Wanita baju putih itu mengeluarkan suara mendengung dari hidungnya seperti orang mengejek dan pandang matanya menyapu tiga orang Tri Sardula dan lima orang serdadu itu. Sepasang mata itu tampak mencorong seperti mata harimau di tempat gelap sehingga mengejutkan tiga orang jagoan Blambangan itu.

"Tak seorangpun di dunia ini boleh membunuh Maya Dewi kecuali aku! Kalian cepat menyingkir dari sini. Kalau kesabaranku hilang, kalian tidak akan sempat menyelamatkan diri lagi. Hayo pergi!" Wanita itu menudingkan telunjuknya ke bawah puncak bukit.

Tri Sardula adalah tiga orang gemblengan dari Blambangan. Tentu saja mereka tidak takut menghadapi ancaman seorang wanita yang demikian cantiknya, apalagi disitu masih terdapat lima serdadu antek Belanda yang bersenjatakan lima buah senapan. Mereka marah sekali mendengar ucapan wanita baju putih itu yang meremehkan mereka.

"Tangkap wanita itu!" perintah pemimpin Tri Sardula kepada seorang serdadu yang bertubuh tinggi besar dan kokoh kuat. Mendapat perintah yang menyenangkan ini, serdadu itu memberikan bedilnya kepada seorang kawan, kemudian dia menggosok-gosok kedua telapak tangannya dan sambil menyeringai lebar dia menghampiri wanita baju putih itu.

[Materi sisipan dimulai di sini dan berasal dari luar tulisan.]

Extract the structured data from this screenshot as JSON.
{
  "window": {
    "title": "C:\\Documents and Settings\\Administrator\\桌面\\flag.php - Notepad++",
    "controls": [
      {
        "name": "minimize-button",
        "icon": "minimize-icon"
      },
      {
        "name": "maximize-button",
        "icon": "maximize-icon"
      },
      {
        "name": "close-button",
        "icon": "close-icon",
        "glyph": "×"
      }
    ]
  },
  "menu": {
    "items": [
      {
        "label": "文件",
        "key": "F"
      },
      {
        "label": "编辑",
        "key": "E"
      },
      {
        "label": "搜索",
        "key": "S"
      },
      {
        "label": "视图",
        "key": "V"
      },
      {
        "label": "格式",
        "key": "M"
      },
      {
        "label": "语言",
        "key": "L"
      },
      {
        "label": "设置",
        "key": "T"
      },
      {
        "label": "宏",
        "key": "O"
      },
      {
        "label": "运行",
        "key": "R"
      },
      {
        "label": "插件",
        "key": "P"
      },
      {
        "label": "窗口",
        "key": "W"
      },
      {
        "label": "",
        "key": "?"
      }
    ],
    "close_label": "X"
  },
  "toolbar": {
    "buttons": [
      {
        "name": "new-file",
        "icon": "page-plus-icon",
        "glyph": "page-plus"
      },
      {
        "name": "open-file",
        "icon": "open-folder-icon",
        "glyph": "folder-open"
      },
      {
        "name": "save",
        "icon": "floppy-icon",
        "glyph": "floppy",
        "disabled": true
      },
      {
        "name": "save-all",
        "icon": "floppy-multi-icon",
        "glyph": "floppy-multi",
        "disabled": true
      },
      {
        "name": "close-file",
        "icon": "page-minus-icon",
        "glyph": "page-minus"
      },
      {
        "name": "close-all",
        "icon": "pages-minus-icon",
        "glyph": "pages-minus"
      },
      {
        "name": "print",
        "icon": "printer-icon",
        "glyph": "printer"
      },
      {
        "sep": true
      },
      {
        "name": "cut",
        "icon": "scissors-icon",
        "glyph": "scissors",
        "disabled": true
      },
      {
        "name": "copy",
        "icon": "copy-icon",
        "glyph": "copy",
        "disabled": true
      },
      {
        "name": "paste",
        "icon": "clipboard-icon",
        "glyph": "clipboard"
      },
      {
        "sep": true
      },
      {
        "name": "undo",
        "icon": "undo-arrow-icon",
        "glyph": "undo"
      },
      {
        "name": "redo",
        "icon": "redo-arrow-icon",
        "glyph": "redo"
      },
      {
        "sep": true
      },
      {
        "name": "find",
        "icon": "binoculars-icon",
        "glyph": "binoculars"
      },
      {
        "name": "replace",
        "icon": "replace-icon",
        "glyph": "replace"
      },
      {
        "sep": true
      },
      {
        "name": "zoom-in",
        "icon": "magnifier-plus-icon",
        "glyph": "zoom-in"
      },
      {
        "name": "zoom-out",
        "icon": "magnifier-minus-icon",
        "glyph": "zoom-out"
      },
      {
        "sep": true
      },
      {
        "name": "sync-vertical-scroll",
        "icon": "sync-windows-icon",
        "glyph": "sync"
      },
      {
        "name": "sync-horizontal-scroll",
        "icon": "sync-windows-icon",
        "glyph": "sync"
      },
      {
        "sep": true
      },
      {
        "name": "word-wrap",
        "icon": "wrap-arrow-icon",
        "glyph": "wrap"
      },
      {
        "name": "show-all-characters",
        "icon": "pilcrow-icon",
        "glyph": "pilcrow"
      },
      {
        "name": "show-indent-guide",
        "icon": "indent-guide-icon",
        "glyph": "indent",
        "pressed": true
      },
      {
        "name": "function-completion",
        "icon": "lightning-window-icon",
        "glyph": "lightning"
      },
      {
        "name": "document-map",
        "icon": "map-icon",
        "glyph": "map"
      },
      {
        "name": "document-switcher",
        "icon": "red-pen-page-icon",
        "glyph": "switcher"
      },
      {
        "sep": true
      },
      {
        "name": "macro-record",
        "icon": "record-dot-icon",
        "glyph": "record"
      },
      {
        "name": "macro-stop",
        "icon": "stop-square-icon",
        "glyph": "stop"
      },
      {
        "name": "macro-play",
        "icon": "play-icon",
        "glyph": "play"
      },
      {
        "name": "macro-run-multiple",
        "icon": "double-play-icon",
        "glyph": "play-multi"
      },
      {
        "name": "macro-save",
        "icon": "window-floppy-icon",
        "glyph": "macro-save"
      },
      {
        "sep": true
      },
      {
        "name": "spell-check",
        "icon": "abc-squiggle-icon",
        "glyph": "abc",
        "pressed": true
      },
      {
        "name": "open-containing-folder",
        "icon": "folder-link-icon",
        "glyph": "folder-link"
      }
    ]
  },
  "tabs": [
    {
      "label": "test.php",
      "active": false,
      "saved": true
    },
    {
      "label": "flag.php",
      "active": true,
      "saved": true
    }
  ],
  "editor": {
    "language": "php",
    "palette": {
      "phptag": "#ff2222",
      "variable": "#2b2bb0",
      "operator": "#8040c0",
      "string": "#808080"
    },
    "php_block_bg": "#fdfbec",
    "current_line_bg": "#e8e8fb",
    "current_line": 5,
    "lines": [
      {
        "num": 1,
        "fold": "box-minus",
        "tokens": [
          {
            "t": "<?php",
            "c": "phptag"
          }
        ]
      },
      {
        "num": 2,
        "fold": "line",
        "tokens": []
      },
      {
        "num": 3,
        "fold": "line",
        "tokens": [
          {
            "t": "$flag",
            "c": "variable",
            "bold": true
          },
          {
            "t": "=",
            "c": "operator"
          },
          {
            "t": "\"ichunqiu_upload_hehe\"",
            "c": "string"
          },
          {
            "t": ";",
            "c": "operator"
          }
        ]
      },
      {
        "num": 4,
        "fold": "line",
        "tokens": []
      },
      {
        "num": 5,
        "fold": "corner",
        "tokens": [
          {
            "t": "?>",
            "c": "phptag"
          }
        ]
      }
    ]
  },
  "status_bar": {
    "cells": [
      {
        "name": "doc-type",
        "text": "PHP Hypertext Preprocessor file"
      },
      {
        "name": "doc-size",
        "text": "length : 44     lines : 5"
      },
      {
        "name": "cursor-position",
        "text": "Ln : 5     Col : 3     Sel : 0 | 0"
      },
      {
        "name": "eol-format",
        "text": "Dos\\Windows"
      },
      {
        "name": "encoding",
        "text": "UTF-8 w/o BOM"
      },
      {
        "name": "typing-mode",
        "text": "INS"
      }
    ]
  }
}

"Hayo, manis denok montok, mari kupondong tubuhmu yang denok itu!" Dia mengembangkan lengannya hendak menangkap dan memondong wanita baju putih yang kecantikannya membuat empat orang kawannya yang lain iri hati kepadanya.

Akan tetapi, belum juga jari tangannya menyentuh tubuh wanita baju putih itu, wanita itu menggerakkan tangan kiri. Jari, telunjuknya seperti menusuk ke depan dan tampak sinar putih mencuat ke arah dada yang bidang itu.

"Wuuutt.... crottt....!" Darah menyembur dan serdadu itu terjengkang roboh dan berkelojotan. Dari dadanya muncrat darah segar dan sebentar saja dia tewas. Tri Sardula dan empat orang serdadu Kumpeni Belanda itu terkejut dan marah sekali. "Bunuh iblis betina itu!" bentak tiga orang Tri Sardula yang sudah mencabut golok besar mereka.

"Dar-dar-dar-darrr....!" Para serdadu segera menembakkan bedil mereka, akan tetapi tiba-tiba saja tubuh wanita itu lenyap. Yang tampak hanya berkelebatnya bayangan putih dan tahu-tahu, bagaikan seekor burung garuda putih, wanita itu telah menyambar dari atas dan dengan gerakan cepat sekali kedua tangannya menampar. Terdengar teriakan-teriakan disusul robohnya empat orang serdadu itu, dengan kepala retak dan mereka tewas seketika!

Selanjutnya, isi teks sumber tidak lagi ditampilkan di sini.